Le coût d'un tel système est évident. Plus on accorde de pouvoir à l'agent, plus il devient difficile de spécifier comment la causalité par agents fonctionne sans un relâchement mystérieux. Pourtant, le libertarianisme ne considère pas cette inquiétude comme fatale. Il traite l'explication et l'ultimité comme des exigences différentes. Une histoire causale complète qui ne laisse aucune place à l'agent peut être trop facile ; une théorie qui sécurise l'agence peut nécessiter un mobilier métaphysique que le naturalisme sobre trouve inconfortable.

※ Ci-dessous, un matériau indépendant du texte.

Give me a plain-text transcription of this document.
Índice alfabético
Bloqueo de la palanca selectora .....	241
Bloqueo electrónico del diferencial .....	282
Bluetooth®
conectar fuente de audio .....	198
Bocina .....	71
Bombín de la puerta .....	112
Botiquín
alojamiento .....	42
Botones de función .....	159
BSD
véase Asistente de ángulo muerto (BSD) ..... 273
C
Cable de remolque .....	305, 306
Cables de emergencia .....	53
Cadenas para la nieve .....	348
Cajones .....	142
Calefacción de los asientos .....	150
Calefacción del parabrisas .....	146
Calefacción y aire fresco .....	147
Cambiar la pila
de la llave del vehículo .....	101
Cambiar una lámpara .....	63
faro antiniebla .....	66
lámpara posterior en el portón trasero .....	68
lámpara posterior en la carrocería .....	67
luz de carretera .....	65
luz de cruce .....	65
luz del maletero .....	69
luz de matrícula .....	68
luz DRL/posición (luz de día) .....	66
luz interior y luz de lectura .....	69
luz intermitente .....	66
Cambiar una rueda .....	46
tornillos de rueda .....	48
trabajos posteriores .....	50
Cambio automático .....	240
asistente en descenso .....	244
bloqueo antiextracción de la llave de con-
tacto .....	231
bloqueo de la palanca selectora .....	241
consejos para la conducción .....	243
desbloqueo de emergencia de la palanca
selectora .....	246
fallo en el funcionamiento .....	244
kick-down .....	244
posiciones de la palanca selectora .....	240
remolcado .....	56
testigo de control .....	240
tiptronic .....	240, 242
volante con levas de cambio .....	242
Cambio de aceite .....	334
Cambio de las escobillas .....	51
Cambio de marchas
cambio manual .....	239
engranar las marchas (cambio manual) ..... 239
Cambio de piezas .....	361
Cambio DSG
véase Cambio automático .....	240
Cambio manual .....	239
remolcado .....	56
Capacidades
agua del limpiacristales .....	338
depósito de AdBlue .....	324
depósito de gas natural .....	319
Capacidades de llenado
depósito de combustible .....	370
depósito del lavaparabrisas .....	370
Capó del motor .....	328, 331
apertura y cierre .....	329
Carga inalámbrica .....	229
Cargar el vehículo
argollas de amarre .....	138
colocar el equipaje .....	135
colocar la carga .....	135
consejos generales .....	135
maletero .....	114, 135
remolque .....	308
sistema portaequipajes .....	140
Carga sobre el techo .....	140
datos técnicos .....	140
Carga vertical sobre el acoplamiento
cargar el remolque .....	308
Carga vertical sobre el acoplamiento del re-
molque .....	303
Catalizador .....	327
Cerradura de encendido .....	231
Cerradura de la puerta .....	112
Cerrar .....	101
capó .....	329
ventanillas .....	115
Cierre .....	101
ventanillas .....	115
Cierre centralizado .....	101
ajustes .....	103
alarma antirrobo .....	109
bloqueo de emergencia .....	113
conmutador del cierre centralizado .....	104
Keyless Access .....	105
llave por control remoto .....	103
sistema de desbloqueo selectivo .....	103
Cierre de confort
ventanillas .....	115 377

À son apogée, donc, le libre arbitre libertarien n'est pas un déni de la causalité mais une division du travail dans la causalité. Les événements ont des causes, mais les personnes peuvent aussi être des causes à part entière. La personne n'est pas simplement un objet agi. Elle est un locus d'initiative qui peut, dans le cas crucial, initier une séquence causale qui n'est pas entièrement héritée. La question suivante est de savoir si cette image survit au contact d'objections aussi anciennes que la doctrine elle-même et aussi modernes que les neurosciences.